A política de reposições do actual Governo tem gerado controvérsia e levantado a questão da fuga de investimento estrangeiro e do risco de fuga de capitais do país. A Renascença falou com um fiscalista, dois empresários e um banqueiro em busca de respostas para dúvidas que se instalam sobre o clima económico nacional.
As posições recolhidas são cautelosas, com a maioria a reservar opiniões definitivas para depois da divulgação da proposta de Orçamento do Estado deste ano, mas o fiscalista Tiago Caiado Guerreiro é mais taxativo e diz não ter dúvidas de que o investimento estrangeiro já começou a escapar. A partir da experiência do seu escritório, aponta que o investimento estrangeiro “deve ter caído 75% ou 80%”.
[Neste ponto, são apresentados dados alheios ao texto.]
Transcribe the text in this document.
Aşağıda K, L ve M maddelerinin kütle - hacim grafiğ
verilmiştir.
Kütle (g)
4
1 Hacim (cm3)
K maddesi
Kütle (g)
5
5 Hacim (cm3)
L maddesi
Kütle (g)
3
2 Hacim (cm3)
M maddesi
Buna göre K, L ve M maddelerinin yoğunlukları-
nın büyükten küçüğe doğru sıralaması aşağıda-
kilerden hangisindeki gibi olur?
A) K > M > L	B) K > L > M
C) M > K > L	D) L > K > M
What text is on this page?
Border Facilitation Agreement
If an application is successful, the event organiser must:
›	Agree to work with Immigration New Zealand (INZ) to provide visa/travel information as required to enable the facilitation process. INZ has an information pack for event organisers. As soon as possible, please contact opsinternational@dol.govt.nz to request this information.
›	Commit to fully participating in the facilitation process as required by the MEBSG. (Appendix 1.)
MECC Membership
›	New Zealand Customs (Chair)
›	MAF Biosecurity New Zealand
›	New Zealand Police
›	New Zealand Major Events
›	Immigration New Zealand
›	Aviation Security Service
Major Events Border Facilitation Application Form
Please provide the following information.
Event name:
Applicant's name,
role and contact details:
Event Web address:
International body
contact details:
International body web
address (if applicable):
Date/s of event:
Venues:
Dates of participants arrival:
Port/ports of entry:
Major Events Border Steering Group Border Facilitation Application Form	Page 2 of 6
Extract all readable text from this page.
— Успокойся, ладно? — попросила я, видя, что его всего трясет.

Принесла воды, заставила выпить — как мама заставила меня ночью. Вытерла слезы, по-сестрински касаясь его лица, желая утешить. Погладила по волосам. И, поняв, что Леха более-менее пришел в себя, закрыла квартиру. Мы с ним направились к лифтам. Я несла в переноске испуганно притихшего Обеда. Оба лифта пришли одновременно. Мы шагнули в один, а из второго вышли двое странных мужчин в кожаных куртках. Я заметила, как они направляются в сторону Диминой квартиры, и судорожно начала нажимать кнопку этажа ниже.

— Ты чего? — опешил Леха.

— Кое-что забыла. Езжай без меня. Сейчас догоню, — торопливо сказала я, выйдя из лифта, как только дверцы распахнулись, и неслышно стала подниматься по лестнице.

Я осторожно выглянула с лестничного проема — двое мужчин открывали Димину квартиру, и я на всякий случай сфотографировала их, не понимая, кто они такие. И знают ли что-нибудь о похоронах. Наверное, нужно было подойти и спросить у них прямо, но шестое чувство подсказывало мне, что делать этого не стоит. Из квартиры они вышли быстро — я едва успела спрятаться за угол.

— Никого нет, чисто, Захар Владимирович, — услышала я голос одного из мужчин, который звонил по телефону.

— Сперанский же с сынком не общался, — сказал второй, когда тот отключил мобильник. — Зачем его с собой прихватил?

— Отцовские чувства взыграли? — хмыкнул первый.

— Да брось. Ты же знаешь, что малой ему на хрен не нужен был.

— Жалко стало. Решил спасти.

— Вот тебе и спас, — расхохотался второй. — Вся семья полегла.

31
Caiado Guerreiro lembra que Portugal paga quase 10% do Produto Interno Bruto (PIB) em juros e que precisa de entradas permanentes de dinheiro devido à necessidade de capital e porque “as empresas portuguesas e as pessoas não têm dinheiro para investir e ter massa critica". Assim, "ou se tenta dar segurança jurídica aos investidores ou isto vai ser muito grave”, adverte.
"Esmorecimento"
Já na perspectiva da Associação Têxtil e Vestuário (ATP), representante de um dos sectores mais relevantes da indústria nacional, existe a percepção de retracção no investimento estrangeiro. O presidente da ATP, João Costa, indica que a possibilidade de agravamento de custos de contexto cria receio e desagrado.
“A abertura para novas medidas de reversão, que agrava os custos de contexto e dificultam a competitividade das empresas”, cria “esmorecimento”, na opinião de João Costa.
“No limite, leva à desistência de investimentos e de propósitos de investimento futuro que algumas empresas internacionais e novos investidores se preparavam para fazer no nosso país”, aponta.
Clima de desconfiança
O presidente da Associação Empresarial de Portugal (AEP), Paulo Nunes de Almeida, admite, por seu lado, que se vive entre os empresários nacionais e estrangeiros um clima de enorme desconfiança, sobretudo em resultado da perda de confiança no sistema financeiro.
Nunes de Almeida observa que, depois do anúncio da resolução do Banif, há sinais pouco animadores na bolsa portuguesa. É "uma consequência dessas decisões e obviamente que isto preocupa muito as empresas".
O presidente da AEP lembra que "as empresas portuguesas são altamente financiadas pelo sistema bancário, que é constituído por um grupo muito restrito de bancos”, alguns dos quais “estão a desaparecer do sistema". Os que ficam sofrem "um grave efeito de contágio que preocupa os investidores, pelo que algumas opções de investimento têm de ser muito bem ponderadas".
Quanto à estratégia de desalavancagem da economia, depois de quatro anos altamente restritivos do ponto de vista económico, o presidente da AEP defende uma política "de promoção das exportações, de substituição das importações e de apoio ao investimento produtivo que corresponda à procura externa".
"Todas as medidas que vão nesse sentido serão bem-vindas", reforça.
Paulo Nunes de Almeida revela preocupação em relação "a algum aumento de despesa face a algumas das medidas que estão a ser anunciadas", mas prefere aguardar "pelo Orçamento do Estado para 2016 e pelo défice previsto" para tirar conclusões.
No BIC não há fuga de depósitos
O presidente do BIC-Portugal, Luís Mira Amaral, diz que o seu banco não sente actualmente qualquer fenómeno de fuga de capitais. "Temos uma afluência de depósitos bastante grande, não tenho notado a fuga de depósitos”, afirma. Admite, porém, que o cenário possa mudar, porque "não são agradáveis para os mercados internacionais algumas decisões que o Governo possa tomar".
Mira Amaral aponta como exemplos "a redução de concessões no sector dos transportes ou o recuo na TAP".
O antigo ministro da Indústria discorda da estratégia de António Costa, mas aponta o caso do Banif como o mais problemático, dividindo as responsabilidades neste campo entre o actual e o anterior governos. A anterior maioria PSD e CDS "também tem culpa", diz o banqueiro, porque "teve quatro anos para o fazer e deixou para a 25.ª hora", o que "até facilita a vida deste Governo, do ponto de vista legal”.
O presidente do BIC-Portugal lembra que Portugal precisa de capital estrangeiro "como de pão para a boca" e alerta que todos os sinais negativos podem afastar o investimento estrangeiro. "Se o Governo não tiver cuidado na gestão de expectativas, isso pode acontecer”, adverte.